Using a subset of collected data

athommandram · January 20, 2022, 2:35am

I’m working on an audio classification project and used the data uploader on the web to upload my entire dataset. This ended up being a huge amount of data which was causing issues during the MFCC feature generation, the error message saying I should increase the window increase to reduce the number of windows. I played around with that setting until the error went away but I was wondering if there was a way to only use a subset of the uploaded data. I am not sure yet how much data is actually required and instead of uploading a bit, testing, then uploading more, etc it would be convenient if I could upload everything but choose only to use pieces.

I noticed there is a feature to enable/disable a sample. And I can use the filters and select multiple items features in the Data acquisition page to select several samples and disable them. But is there a way to select n samples randomly to disable them?

athommandram · January 20, 2022, 2:42am

Well this is embarrassing, but I think I may have answered my own question in a few minutes just by searching the API reference.

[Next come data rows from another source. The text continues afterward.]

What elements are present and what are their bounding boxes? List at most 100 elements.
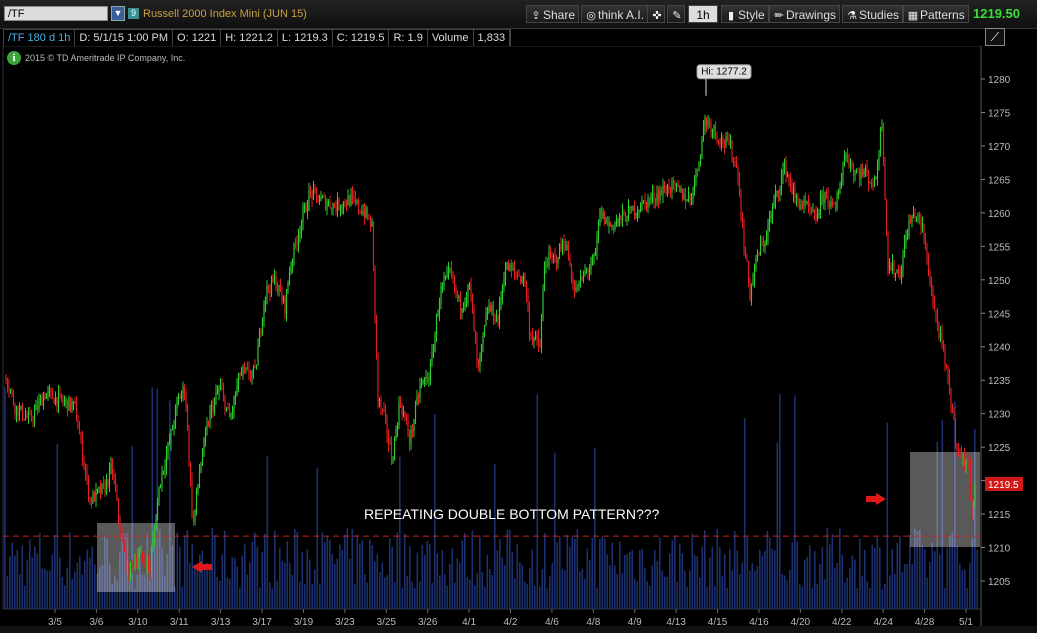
volume-bar [956, 545, 959, 609]
volume-bar [794, 395, 796, 609]
candle-body [639, 209, 642, 211]
candle-body [534, 334, 537, 339]
candle-body [576, 287, 579, 291]
volume-bar [771, 549, 774, 609]
volume-bar [931, 542, 934, 609]
think-ai-button[interactable]: ◎ think A.I. [581, 5, 649, 23]
volume-bar [204, 568, 206, 609]
candle-body [197, 484, 199, 492]
candle-body [48, 390, 51, 392]
volume-bar [291, 574, 294, 609]
aggregation-button[interactable]: 1h [688, 5, 718, 23]
volume-bar [454, 582, 456, 609]
candle-body [876, 165, 879, 178]
candle-body [821, 194, 823, 199]
candle-body [116, 490, 118, 500]
candle-body [306, 208, 309, 212]
candle-body [375, 316, 378, 354]
candle-body [488, 305, 490, 313]
info-icon[interactable]: i [7, 51, 21, 65]
candle-body [813, 211, 816, 213]
candle-body [374, 265, 376, 317]
candle-style-icon: ▮ [727, 10, 735, 22]
volume-bar [541, 569, 544, 609]
volume-bar [501, 557, 504, 609]
volume-bar [59, 557, 61, 609]
volume-bar [51, 554, 54, 609]
candle-body [11, 390, 13, 394]
volume-bar [561, 569, 564, 609]
candle-body [818, 213, 820, 215]
symbol-input[interactable]: /TF [4, 6, 108, 21]
candle-body [176, 400, 178, 408]
x-axis-tick-label: 3/10 [128, 617, 148, 626]
share-button[interactable]: ⇪ Share [526, 5, 580, 23]
candle-body [618, 215, 621, 220]
volume-bar [971, 538, 974, 609]
candle-body [698, 162, 700, 171]
candle-body [69, 397, 72, 410]
volume-bar [709, 557, 711, 609]
studies-button[interactable]: ⚗ Studies [842, 5, 904, 23]
candle-body [195, 491, 198, 510]
x-axis-tick-label: 4/15 [708, 617, 728, 626]
settings-tool-button[interactable]: ✎ [667, 5, 685, 23]
candle-body [522, 275, 525, 280]
candle-body [183, 386, 186, 394]
candle-body [420, 382, 423, 386]
volume-bar [466, 577, 469, 609]
candle-body [174, 407, 177, 425]
candle-body [554, 255, 556, 257]
candle-body [63, 400, 66, 403]
candle-body [329, 201, 331, 208]
volume-bar [44, 568, 46, 609]
volume-bar [346, 528, 349, 609]
candle-body [209, 410, 211, 426]
candle-body [929, 274, 931, 284]
candle-body [15, 406, 18, 415]
candle-body [900, 270, 903, 279]
candle-body [480, 344, 483, 355]
volume-bar [256, 547, 259, 609]
candle-body [326, 204, 328, 209]
candle-body [236, 385, 238, 396]
candle-body [774, 192, 777, 201]
patterns-button[interactable]: ▦ Patterns [903, 5, 969, 23]
candle-body [546, 262, 549, 266]
candle-body [279, 284, 282, 293]
volume-bar [424, 555, 426, 609]
style-button[interactable]: ▮ Style [721, 5, 769, 23]
candle-body [609, 223, 612, 227]
volume-bar [599, 538, 601, 609]
volume-bar [739, 574, 741, 609]
symbol-dropdown-button[interactable]: ▼ [111, 6, 125, 21]
candle-body [467, 285, 469, 298]
candle-body [537, 337, 540, 345]
candle-body [593, 255, 595, 257]
candle-body [743, 225, 745, 250]
chart-settings-button[interactable]: ⟋ [985, 28, 1005, 46]
price-chart[interactable]: 1280 1275 1270 1265 1260 1255 1250 1245 1240 1235… [0, 46, 1037, 626]
candle-body [615, 222, 618, 224]
candle-body [350, 194, 352, 206]
candle-body [323, 196, 325, 198]
brain-icon: ◎ [586, 10, 596, 22]
candle-body [890, 265, 892, 271]
link-group-badge[interactable]: 9 [128, 8, 139, 19]
drawings-button[interactable]: ✏ Drawings [769, 5, 841, 23]
x-axis-tick-label: 3/25 [377, 617, 397, 626]
volume-bar [296, 531, 299, 609]
candle-body [84, 466, 87, 473]
candle-body [143, 558, 145, 564]
volume-bar [571, 535, 574, 609]
candle-body [759, 242, 762, 255]
candle-body [752, 281, 754, 285]
crosshair-tool-button[interactable]: ✜ [647, 5, 665, 23]
volume-bar [864, 549, 866, 609]
candle-body [288, 273, 291, 284]
share-icon: ⇪ [531, 10, 541, 22]
candle-body [630, 206, 633, 211]
candle-body [422, 380, 424, 383]
bottom-scroll-strip[interactable] [0, 626, 1037, 633]
candle-body [89, 497, 91, 501]
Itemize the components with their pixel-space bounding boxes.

I discovered the batch disable endpoint:
https://docs.edgeimpulse.com/reference/batchdisable

It takes a list of ids and disables them. So if i combine that with the list samples endpoint:
https://docs.edgeimpulse.com/reference/listsamples

I can get my full list of sample ids, do whatever random selection I want from them and batch disable them. I think this is pretty much what I imagined (although now I’m not sure this is really needed since I guess increasing the ‘window increase’ is essentially using a subset of the data in an evenly distributed manner anyway)